Consequences of Bottle Bills: How Bottle Deposit Return Schemes Affect Retail Prices and Lead Consumers to Larger Package Sizes
研究纽约2009年瓶子法案对瓶装水价格和销量的影响,发现零售商将受覆盖商品提价4%,销量下降6%,并揭示消费者意识形态厌恶和零售商运营成本是驱动因素。
Plastic waste has doubled in the past two decades, and less than 10% of plastic waste is recycled. “Bottle bills” are legislation to combat plastic waste by increasing recycling rates, by adding a per-bottle deposit that gets refunded to consumers who return empty containers. Industry experts are divided over the retail sales and price implications of such measures. To clarify the implications of such legislation, the current study uses a synthetic difference-in-differences approach to investigate how New York's 2009 law, targeting pure bottled water in containers of less than 128 fl. oz., affected consumers and retailers in terms of whether prices of bottled beverages changed and whether the bottle bill affected sales of bottled beverages. The study also identifies three mechanisms that can drive such effects.

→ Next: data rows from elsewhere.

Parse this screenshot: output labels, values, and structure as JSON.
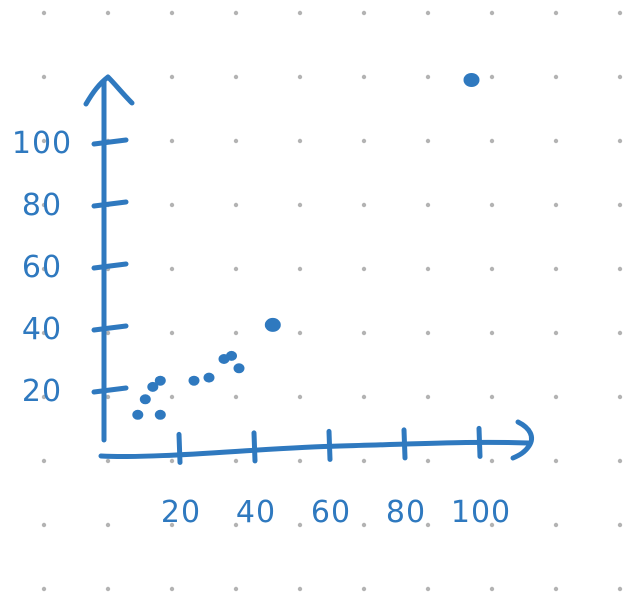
{
  "colors": {
    "ink": "#2f79bf",
    "grid_dot": "#b3b3b3",
    "background": "#ffffff"
  },
  "chart_data": {
    "type": "scatter",
    "title": "",
    "xlabel": "",
    "ylabel": "",
    "xlim": [
      0,
      110
    ],
    "ylim": [
      0,
      110
    ],
    "x_ticks": [
      20,
      40,
      60,
      80,
      100
    ],
    "y_ticks": [
      20,
      40,
      60,
      80,
      100
    ],
    "x_tick_labels": [
      "20",
      "40",
      "60",
      "80",
      "100"
    ],
    "y_tick_labels": [
      "20",
      "40",
      "60",
      "80",
      "100"
    ],
    "grid": false,
    "legend": false,
    "points": [
      {
        "x": 9,
        "y": 12
      },
      {
        "x": 11,
        "y": 17
      },
      {
        "x": 13,
        "y": 21
      },
      {
        "x": 15,
        "y": 12
      },
      {
        "x": 15,
        "y": 23
      },
      {
        "x": 24,
        "y": 23
      },
      {
        "x": 28,
        "y": 24
      },
      {
        "x": 32,
        "y": 30
      },
      {
        "x": 34,
        "y": 31
      },
      {
        "x": 36,
        "y": 27
      },
      {
        "x": 45,
        "y": 41
      },
      {
        "x": 98,
        "y": 120
      }
    ]
  }
}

The results reveal that retailers increased prices of items covered by the bottle bill by 4% while keeping prices of other items, outside the bottle bill's scope, constant. Volume sales in the water category decreased by 6%. This study finds substantial differences in these effects across package sizes and provides suggestive evidence that consumers’ ideological aversion and retailers’ additional operational effort and holding costs are related to these sales and price changes.